The first time I visited Paris, I had just turned 18. I remember vigorously walking the streets and feeling a connection with the city and its inhabitants that I could not explain. Every part of old Paris held something very dear, and every brasserie that looked like it had been there forever somehow seemed very familiar.

Frenchmen sitting in cafes and drinking their espressos had an air of peacefulness and assertiveness around them. No one appeared to be in a rush. As I sat among the madams and messieurs, enjoying each bite of my baguette while observing the crowd that slowly moved in front of me, I couldn't help but ask myself: what was so special about Paris?

Was it the culture, so readily apparent in every square, every narrow street and every corner? Was it the architecture, which I grew up with and could so easily relate to? Or was it that life in Europe was so different from life in the U.S.?

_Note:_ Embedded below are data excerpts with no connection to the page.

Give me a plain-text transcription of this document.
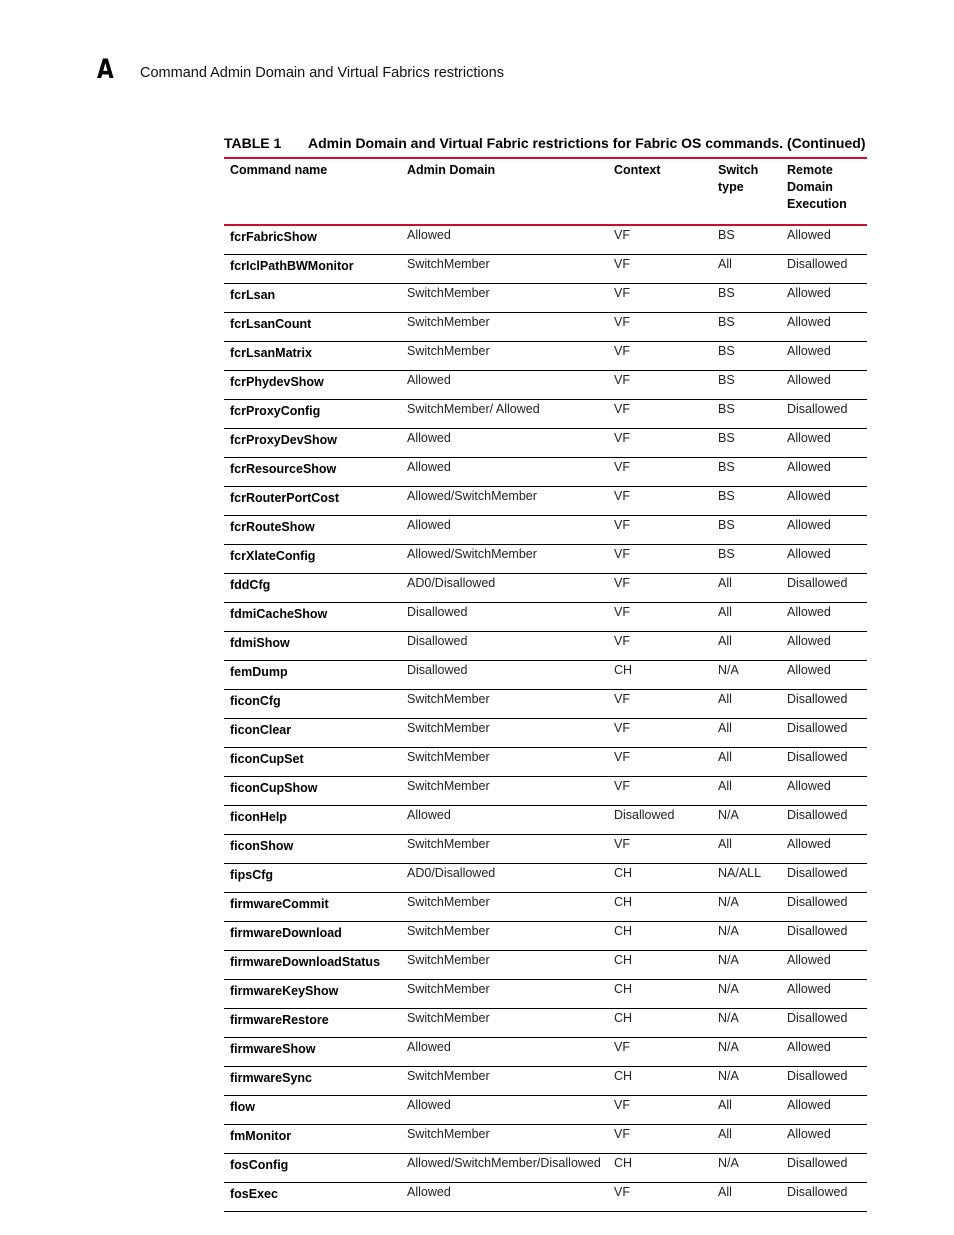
A Command Admin Domain and Virtual Fabrics restrictions
TABLE 1 Admin Domain and Virtual Fabric restrictions for Fabric OS commands. (Continued)
Command name	Admin Domain	Context	Switch type	Remote Domain Execution
fcrFabricShow	Allowed	VF	BS	Allowed
fcrIclPathBWMonitor	SwitchMember	VF	All	Disallowed
fcrLsan	SwitchMember	VF	BS	Allowed
fcrLsanCount	SwitchMember	VF	BS	Allowed
fcrLsanMatrix	SwitchMember	VF	BS	Allowed
fcrPhydevShow	Allowed	VF	BS	Allowed
fcrProxyConfig	SwitchMember/ Allowed	VF	BS	Disallowed
fcrProxyDevShow	Allowed	VF	BS	Allowed
fcrResourceShow	Allowed	VF	BS	Allowed
fcrRouterPortCost	Allowed/SwitchMember	VF	BS	Allowed
fcrRouteShow	Allowed	VF	BS	Allowed
fcrXlateConfig	Allowed/SwitchMember	VF	BS	Allowed
fddCfg	AD0/Disallowed	VF	All	Disallowed
fdmiCacheShow	Disallowed	VF	All	Allowed
fdmiShow	Disallowed	VF	All	Allowed
femDump	Disallowed	CH	N/A	Allowed
ficonCfg	SwitchMember	VF	All	Disallowed
ficonClear	SwitchMember	VF	All	Disallowed
ficonCupSet	SwitchMember	VF	All	Disallowed
ficonCupShow	SwitchMember	VF	All	Allowed
ficonHelp	Allowed	Disallowed	N/A	Disallowed
ficonShow	SwitchMember	VF	All	Allowed
fipsCfg	AD0/Disallowed	CH	NA/ALL	Disallowed
firmwareCommit	SwitchMember	CH	N/A	Disallowed
firmwareDownload	SwitchMember	CH	N/A	Disallowed
firmwareDownloadStatus	SwitchMember	CH	N/A	Allowed
firmwareKeyShow	SwitchMember	CH	N/A	Allowed
firmwareRestore	SwitchMember	CH	N/A	Disallowed
firmwareShow	Allowed	VF	N/A	Allowed
firmwareSync	SwitchMember	CH	N/A	Disallowed
flow	Allowed	VF	All	Allowed
fmMonitor	SwitchMember	VF	All	Allowed
fosConfig	Allowed/SwitchMember/Disallowed	CH	N/A	Disallowed
fosExec	Allowed	VF	All	Disallowed
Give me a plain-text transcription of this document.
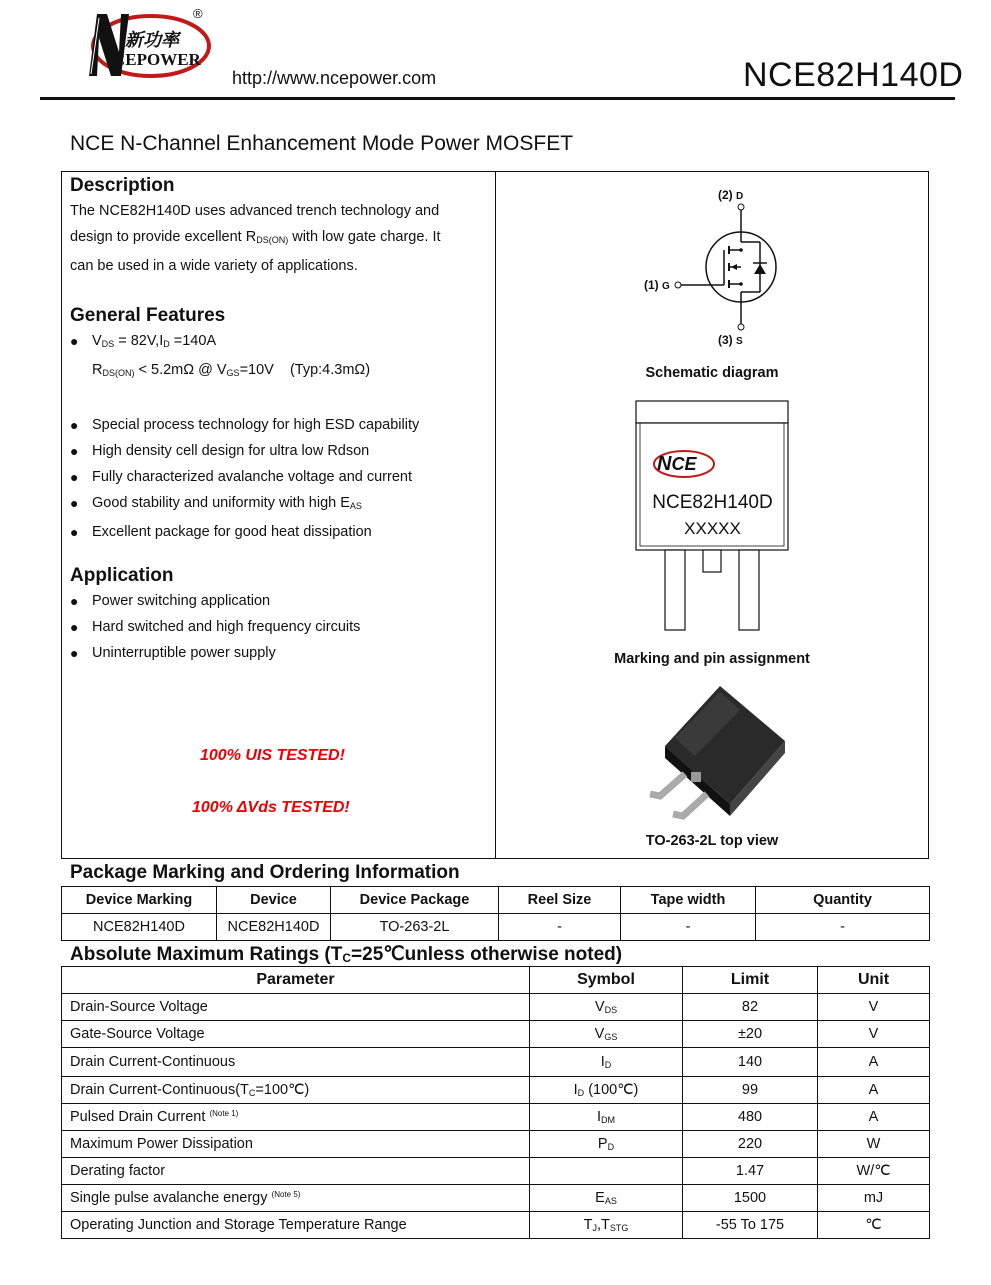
新功率
CEPOWER
®
http://www.ncepower.com	NCE82H140D
NCE N-Channel Enhancement Mode Power MOSFET
Description
The NCE82H140D uses advanced trench technology and
design to provide excellent $R_{DS(ON)}$ with low gate charge. It
can be used in a wide variety of applications.
General Features
● $V_{DS} = 82V,I_D =140A$
$R_{DS(ON)} < 5.2m\Omega$ @ $V_{GS}=10V$    (Typ:4.3mΩ)
● Special process technology for high ESD capability
● High density cell design for ultra low Rdson
● Fully characterized avalanche voltage and current
● Good stability and uniformity with high $E_{AS}$
● Excellent package for good heat dissipation
Application
● Power switching application
● Hard switched and high frequency circuits
● Uninterruptible power supply
100% UIS TESTED!
100% ΔVds TESTED!
(2) D
(1) G
(3) S
Schematic diagram
NCE
NCE82H140D
XXXXX
Marking and pin assignment
TO-263-2L top view
Package Marking and Ordering Information
Device Marking	Device	Device Package	Reel Size	Tape width	Quantity
NCE82H140D	NCE82H140D	TO-263-2L	-	-	-
Absolute Maximum Ratings ($T_C=25℃unless$ otherwise noted)
Parameter	Symbol	Limit	Unit
Drain-Source Voltage	$V_{DS}$	82	V
Gate-Source Voltage	$V_{GS}$	±20	V
Drain Current-Continuous	$I_D$	140	A
Drain Current-$Continuous(T_C=100℃)$	$I_D$ (100℃)	99	A
Pulsed Drain Current $^{(Note 1)}$	$I_{DM}$	480	A
Maximum Power Dissipation	$P_D$	220	W
Derating factor		1.47	W/℃
Single pulse avalanche energy $^{(Note 5)}$	$E_{AS}$	1500	mJ
Operating Junction and Storage Temperature Range	$T_J,T_{STG}$	-55 To 175	℃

As I searched for the answers within me, I sat for hours pondering the direction of my life. I recall wishing that I could get my hands on a crystal ball and peer into what my life would be like in 10 or 20 years. As with every teenage girl, I wanted to know who would I be when I grow up? Who would I marry? What was in the stars for my family and me? Would I be happy with the life that awaited me?

Fast-forward 25 years and the pace in Paris seems a bit faster. The fashion is a bit more audacious, and people are a lot friendlier than I remember from more than two decades ago. Aside from that, not much has changed. Tourists still line up to get into the Eiffel Tower. Frenchmen still sit in the brasseries, enjoying their croissants and smoking their cigarettes. People still come from all over the world to see the Mona Lisa. Only now instead of marveling at her smile, they debate whether it is a self-portrait of Leonardo DaVinci.

At two in the morning, the nightlife is still in full swing. Frenchmen continue to take pleasure dining late into the night, while they sit for hours observing and enjoying the ambience that is so prevalent in every Parisian establishment. Yet, there is an undercurrent of rumbling and discontent in this fair city.

Though not many will discuss the change that's about to take place, everyone agrees that it will definitely rock their world. The French government has ruled that, starting next summer, restaurants must be entirely smoke-free. Of course, Parisians are distraught and dismayed. How will they now enjoy their espresso without puffing on their precious cigarettes? And what will they do with their hands while sitting and watching the world go by?

In time, Parisians will eventually embrace the painful fact that smoking is a bad habit and should not be imposed on others sitting next to them. There's always the opera, theaters, symphonies, museums, shopping and much more to occupy their free time. And I'm sure they will find another hobby to occupy their manicured hands while sipping their espresso. Who knows? Perhaps they'll take on writing a daily journal to capture their new smoke-free life?

As for me, this visit to Paris has special meaning because my husband brought me here to celebrate our anniversary. After so many years together, he is very much aware that Paris still occupies a special place in my heart. And what better way to celebrate our continuing love for each other than a romantic getaway to the City of Love?

These days, I don't need a crystal ball to know who I am and where I'm going. I'm happy with my life, one that I worked very hard to design. I no longer stress about not being able to fit into the dress size that most French women deem necessary. Nor do I fret about my future.

As I sit at the brasserie, surrounded by my fellow Parisians, sipping my espresso and looking into the eyes of the man I adore, I feel empowered knowing that the best is yet to come.